6 May 2017


I have been a cyclist since the age of four (and before that a tricyclist) and several of the machines I have ridden were equipped with internally geared hubs. Some others had derailleurs, while a number had no gears at all, but a simple freewheel.

Of the internally geared hubs, the Sturmey-Archer three-speed proved the most reliable. A Sturmey-Archer four-speed failed on me, likewise a Shimano 8-speed installed on a Kalkhoff Agattu electric bike, of which more anon.

The very principle of a derailleur is a bodge, since the mechanism forces the chain from sprocket to sprocket. Best efficiency in the drivetrain is achieved when the chain-wheel (the big cog connected to the pedals) is perfectly aligned with the rear sprocket. This is seldom achievable with a derailleur. Sideways distortion also increases the wear on chain and sprockets alike. What’s more, derailleurs can be fiddly and tedious to adjust.

Of course, gears are useful and in hilly districts may be necessary. Luckily I no longer live in a hilly district.

This time last year I owned three bicycles: a Giant CRS hybrid with a 24-speed derailleur gearset, the Kalkhoff, and a Norco Heart (pictured), which has a flip-flop rear hub – on one side is a freewheel and on the other a fixed sprocket, so that depending which way round the wheel is fitted you can be riding a fixed-wheel bike (‘fixie’) or a regular single-speed.

The Giant had an aluminium frame and hence an aluminium derailleur-hanger, the thing from which, as the name suggests, a rear derailleur hangs. Coming up one of the few gradients hereabouts, the gears began to make an unwonted clicking. ‘Oh great,’ I thought, ‘more maintenance when I get home.’

A few yards on, the hanger broke off. The springs in the derailleur caused the whole assembly to collide with the spokes of the rear wheel, which instantly buckled and fouled the aluminium rear-carrier and the mudguard stay, both of which buckled too and got dragged into the melange of metal. The right-hand chainstay had also been knackered, I observed, meaning the frame itself. In half a second my pricey hybrid had lost perhaps 90% of its value. Or even 100%, since I really had no need of whatever components could be salvaged from it.

As for the Kalkhoff, it seemed like a good idea at the time. I bought it on the strength of glowing reviews and to begin with was quite pleased with it, despite the inordinate weight. The motor made up for that, and conveyed me, with pedal assistance, at a stately 15 mph wherever I wished to go. Soon, however, a fault developed with the Shimano hub such that I lost the use of 7th gear. Then the other gears started slipping. Then something obnoxious started happening in the impenetrable depths of the motorised drive: whenever I wished abruptly to stop pedalling, the cranks kept moving forward and I had to learn to ease off rather than stop. Next, alarmingly, twelve miles from home, the drive failed to engage at all, with or without battery power. I backpedalled and changed gears, up and down, and the drive engaged again; but not long after that this fault became permanent and the Kalkhoff became another heap of scrap rather like the Giant.

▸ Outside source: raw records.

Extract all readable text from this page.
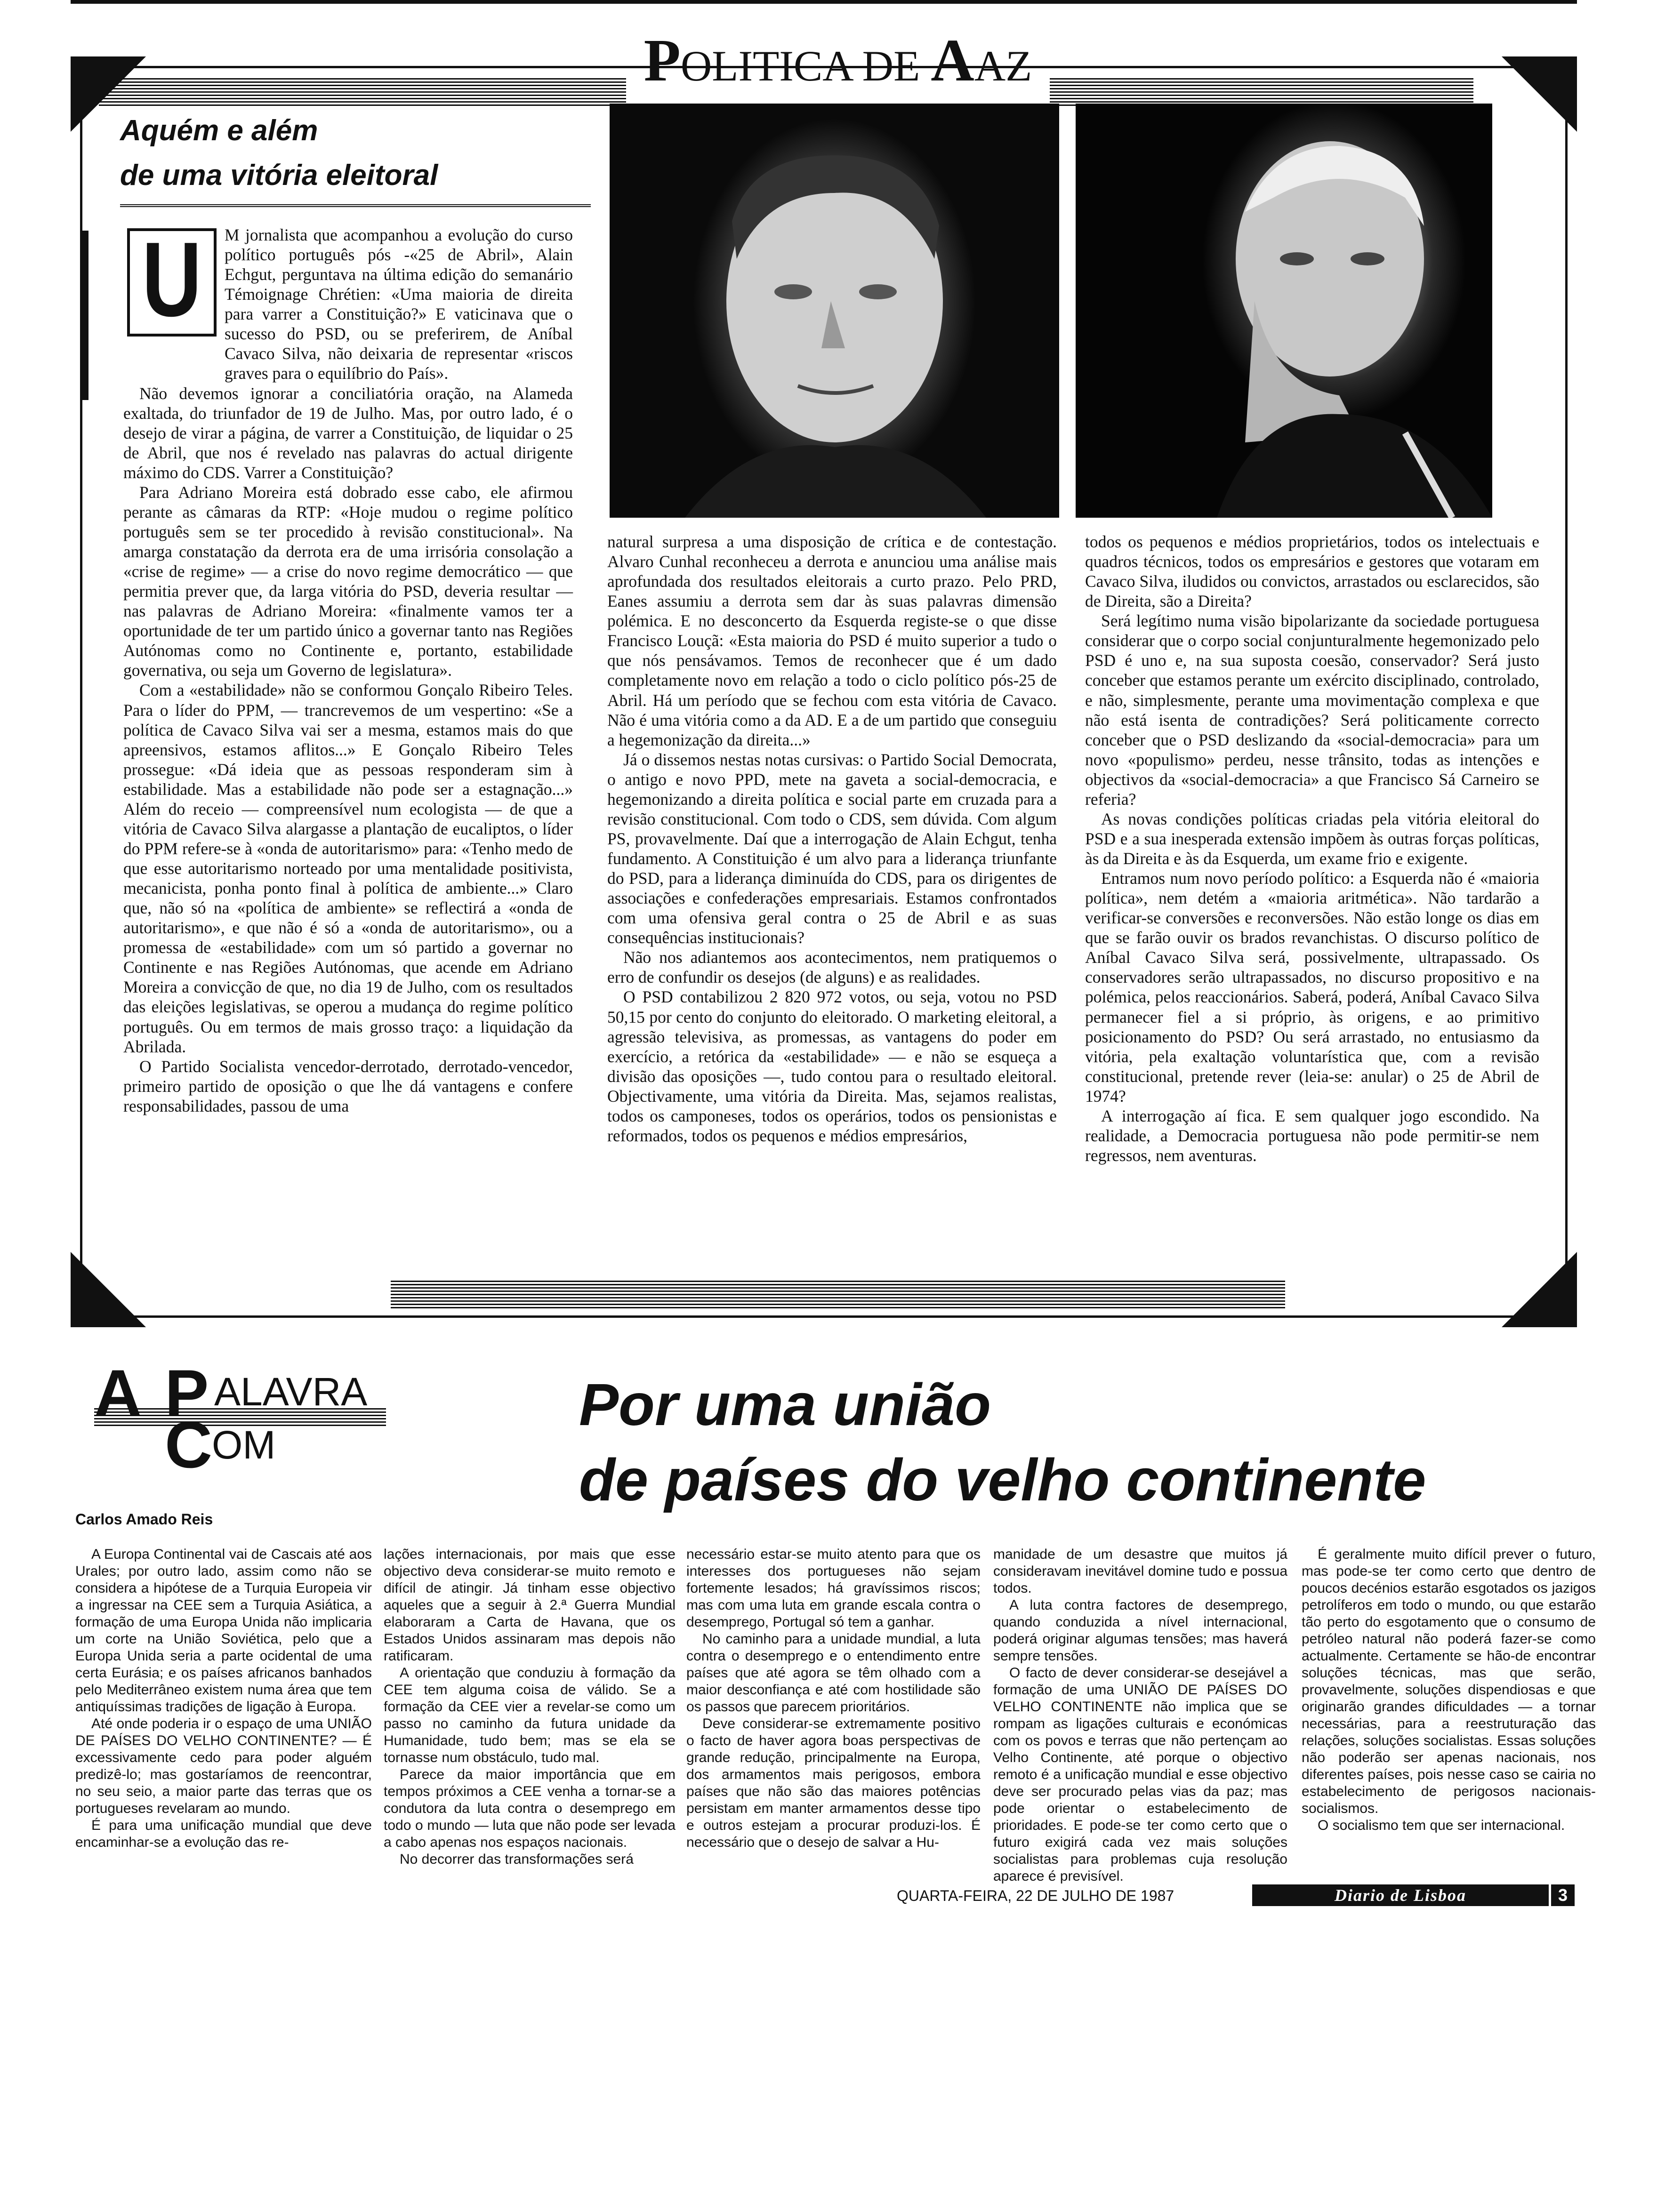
POLITICA DE AAZ
Aquém e além
de uma vitória eleitoral
U	M jornalista que acompanhou a evolução do curso político português pós -«25 de Abril», Alain Echgut, perguntava na última edição do semanário Témoignage Chrétien: «Uma maioria de direita para varrer a Constituição?» E vaticinava que o sucesso do PSD, ou se preferirem, de Aníbal Cavaco Silva, não deixaria de representar «riscos graves para o equilíbrio do País».

Não devemos ignorar a conciliatória oração, na Alameda exaltada, do triunfador de 19 de Julho. Mas, por outro lado, é o desejo de virar a página, de varrer a Constituição, de liquidar o 25 de Abril, que nos é revelado nas palavras do actual dirigente máximo do CDS. Varrer a Constituição?

Para Adriano Moreira está dobrado esse cabo, ele afirmou perante as câmaras da RTP: «Hoje mudou o regime político português sem se ter procedido à revisão constitucional». Na amarga constatação da derrota era de uma irrisória consolação a «crise de regime» — a crise do novo regime democrático — que permitia prever que, da larga vitória do PSD, deveria resultar — nas palavras de Adriano Moreira: «finalmente vamos ter a oportunidade de ter um partido único a governar tanto nas Regiões Autónomas como no Continente e, portanto, estabilidade governativa, ou seja um Governo de legislatura».

Com a «estabilidade» não se conformou Gonçalo Ribeiro Teles. Para o líder do PPM, — trancrevemos de um vespertino: «Se a política de Cavaco Silva vai ser a mesma, estamos mais do que apreensivos, estamos aflitos...» E Gonçalo Ribeiro Teles prosseguе: «Dá ideia que as pessoas responderam sim à estabilidade. Mas a estabilidade não pode ser a estagnação...» Além do receio — compreensível num ecologista — de que a vitória de Cavaco Silva alargasse a plantação de eucaliptos, o líder do PPM refere-se à «onda de autoritarismo» para: «Tenho medo de que esse autoritarismo norteado por uma mentalidade positivista, mecanicista, ponha ponto final à política de ambiente...» Claro que, não só na «política de ambiente» se reflectirá a «onda de autoritarismo», e que não é só a «onda de autoritarismo», ou a promessa de «estabilidade» com um só partido a governar no Continente e nas Regiões Autónomas, que acende em Adriano Moreira a convicção de que, no dia 19 de Julho, com os resultados das eleições legislativas, se operou a mudança do regime político português. Ou em termos de mais grosso traço: a liquidação da Abrilada.

O Partido Socialista vencedor-derrotado, derrotado-vencedor, primeiro partido de oposição o que lhe dá vantagens e confere responsabilidades, passou de uma

natural surpresa a uma disposição de crítica e de contestação. Alvaro Cunhal reconheceu a derrota e anunciou uma análise mais aprofundada dos resultados eleitorais a curto prazo. Pelo PRD, Eanes assumiu a derrota sem dar às suas palavras dimensão polémica. E no desconcerto da Esquerda registe-se o que disse Francisco Louçã: «Esta maioria do PSD é muito superior a tudo o que nós pensávamos. Temos de reconhecer que é um dado completamente novo em relação a todo o ciclo político pós-25 de Abril. Há um período que se fechou com esta vitória de Cavaco. Não é uma vitória como a da AD. E a de um partido que conseguiu a hegemonização da direita...»

Já o dissemos nestas notas cursivas: o Partido Social Democrata, o antigo e novo PPD, mete na gaveta a social-democracia, e hegemonizando a direita política e social parte em cruzada para a revisão constitucional. Com todo o CDS, sem dúvida. Com algum PS, provavelmente. Daí que a interrogação de Alain Echgut, tenha fundamento. A Constituição é um alvo para a liderança triunfante do PSD, para a liderança diminuída do CDS, para os dirigentes de associações e confederações empresariais. Estamos confrontados com uma ofensiva geral contra o 25 de Abril e as suas consequências institucionais?

Não nos adiantemos aos acontecimentos, nem pratiquemos o erro de confundir os desejos (de alguns) e as realidades.

O PSD contabilizou 2 820 972 votos, ou seja, votou no PSD 50,15 por cento do conjunto do eleitorado. O marketing eleitoral, a agressão televisiva, as promessas, as vantagens do poder em exercício, a retórica da «estabilidade» — e não se esqueça a divisão das oposições —, tudo contou para o resultado eleitoral. Objectivamente, uma vitória da Direita. Mas, sejamos realistas, todos os camponeses, todos os operários, todos os pensionistas e reformados, todos os pequenos e médios empresários,

todos os pequenos e médios proprietários, todos os intelectuais e quadros técnicos, todos os empresários e gestores que votaram em Cavaco Silva, iludidos ou convictos, arrastados ou esclarecidos, são de Direita, são a Direita?

Será legítimo numa visão bipolarizante da sociedade portuguesa considerar que o corpo social conjunturalmente hegemonizado pelo PSD é uno e, na sua suposta coesão, conservador? Será justo conceber que estamos perante um exército disciplinado, controlado, e não, simplesmente, perante uma movimentação complexa e que não está isenta de contradições? Será politicamente correcto conceber que o PSD deslizando da «social-democracia» para um novo «populismo» perdeu, nesse trânsito, todas as intenções e objectivos da «social-democracia» a que Francisco Sá Carneiro se referia?

As novas condições políticas criadas pela vitória eleitoral do PSD e a sua inesperada extensão impõem às outras forças políticas, às da Direita e às da Esquerda, um exame frio e exigente.

Entramos num novo período político: a Esquerda não é «maioria política», nem detém a «maioria aritmética». Não tardarão a verificar-se conversões e reconversões. Não estão longe os dias em que se farão ouvir os brados revanchistas. O discurso político de Aníbal Cavaco Silva será, possivelmente, ultrapassado. Os conservadores serão ultrapassados, no discurso propositivo e na polémica, pelos reaccionários. Saberá, poderá, Aníbal Cavaco Silva permanecer fiel a si próprio, às origens, e ao primitivo posicionamento do PSD? Ou será arrastado, no entusiasmo da vitória, pela exaltação voluntarística que, com a revisão constitucional, pretende rever (leia-se: anular) o 25 de Abril de 1974?

A interrogação aí fica. E sem qualquer jogo escondido. Na realidade, a Democracia portuguesa não pode permitir-se nem regressos, nem aventuras.

A P ALAVRA
C
OM
Por uma união
de países do velho continente
Carlos Amado Reis

A Europa Continental vai de Cascais até aos Urales; por outro lado, assim como não se considera a hipótese de a Turquia Europeia vir a ingressar na CEE sem a Turquia Asiática, a formação de uma Europa Unida não implicaria um corte na União Soviética, pelo que a Europa Unida seria a parte ocidental de uma certa Eurásia; e os países africanos banhados pelo Mediterrâneo existem numa área que tem antiquíssimas tradições de ligação à Europa.

Até onde poderia ir o espaço de uma UNIÃO DE PAÍSES DO VELHO CONTINENTE? — É excessivamente cedo para poder alguém predizê-lo; mas gostaríamos de reencontrar, no seu seio, a maior parte das terras que os portugueses revelaram ao mundo.

É para uma unificação mundial que deve encaminhar-se a evolução das re-

lações internacionais, por mais que esse objectivo deva considerar-se muito remoto e difícil de atingir. Já tinham esse objectivo aqueles que a seguir à 2.ª Guerra Mundial elaboraram a Carta de Havana, que os Estados Unidos assinaram mas depois não ratificaram.

A orientação que conduziu à formação da CEE tem alguma coisa de válido. Se a formação da CEE vier a revelar-se como um passo no caminho da futura unidade da Humanidade, tudo bem; mas se ela se tornasse num obstáculo, tudo mal.

Parece da maior importância que em tempos próximos a CEE venha a tornar-se a condutora da luta contra o desemprego em todo o mundo — luta que não pode ser levada a cabo apenas nos espaços nacionais.

No decorrer das transformações será

necessário estar-se muito atento para que os interesses dos portugueses não sejam fortemente lesados; há gravíssimos riscos; mas com uma luta em grande escala contra o desemprego, Portugal só tem a ganhar.

No caminho para a unidade mundial, a luta contra o desemprego e o entendimento entre países que até agora se têm olhado com a maior desconfiança e até com hostilidade são os passos que parecem prioritários.

Deve considerar-se extremamente positivo o facto de haver agora boas perspectivas de grande redução, principalmente na Europa, dos armamentos mais perigosos, embora países que não são das maiores potências persistam em manter armamentos desse tipo e outros estejam a procurar produzi-los. É necessário que o desejo de salvar a Hu-

manidade de um desastre que muitos já consideravam inevitável domine tudo e possua todos.

A luta contra factores de desemprego, quando conduzida a nível internacional, poderá originar algumas tensões; mas haverá sempre tensões.

O facto de dever considerar-se desejável a formação de uma UNIÃO DE PAÍSES DO VELHO CONTINENTE não implica que se rompam as ligações culturais e económicas com os povos e terras que não pertençam ao Velho Continente, até porque o objectivo remoto é a unificação mundial e esse objectivo deve ser procurado pelas vias da paz; mas pode orientar o estabelecimento de prioridades. E pode-se ter como certo que o futuro exigirá cada vez mais soluções socialistas para problemas cuja resolução aparece é previsível.

É geralmente muito difícil prever o futuro, mas pode-se ter como certo que dentro de poucos decénios estarão esgotados os jazigos petrolíferos em todo o mundo, ou que estarão tão perto do esgotamento que o consumo de petróleo natural não poderá fazer-se como actualmente. Certamente se hão-de encontrar soluções técnicas, mas que serão, provavelmente, soluções dispendiosas e que originarão grandes dificuldades — a tornar necessárias, para a reestruturação das relações, soluções socialistas. Essas soluções não poderão ser apenas nacionais, nos diferentes países, pois nesse caso se cairia no estabelecimento de perigosos nacionais-socialismos.

O socialismo tem que ser internacional.

QUARTA-FEIRA, 22 DE JULHO DE 1987	Diario de Lisboa	3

Secretly I was not sorry. I have fond memories of a Raleigh roadster I bought second-hand in 1978 and fitted with a single-speed freewheel. On that simple, worry-free, steel-framed machine I covered over 14,000 miles. The Norco is its replacement.

I love this bike. It is light, as steel bicycles go, and with its 75-inch ratio is rideable up all but the steepest local gradients; I don’t mind sometimes having to stand to pedal. I use the freewheel because a fixie is hard on the knees, and besides I like to coast downhill. The machine is all black, so that when I hide it somewhere among vegetation and go off for a country walk it is there to greet me on my return. It cost an eighth of the price of the Kalkhoff and has no battery, so is recharged automatically by my breakfast. In the time I have been using this bike exclusively, I have grown fitter and find little difference now in effort between the Norco and the Kalkhoff. Best of all, there is almost nothing to go wrong, and I have the tools and knowledge to service absolutely everything on it myself.

The moral of this odd little tale, which you do not need me to belabour, is that what is simple is often good, and when we become ambitious we sometimes let ourselves in for far more trouble and expense than our ambition is worth.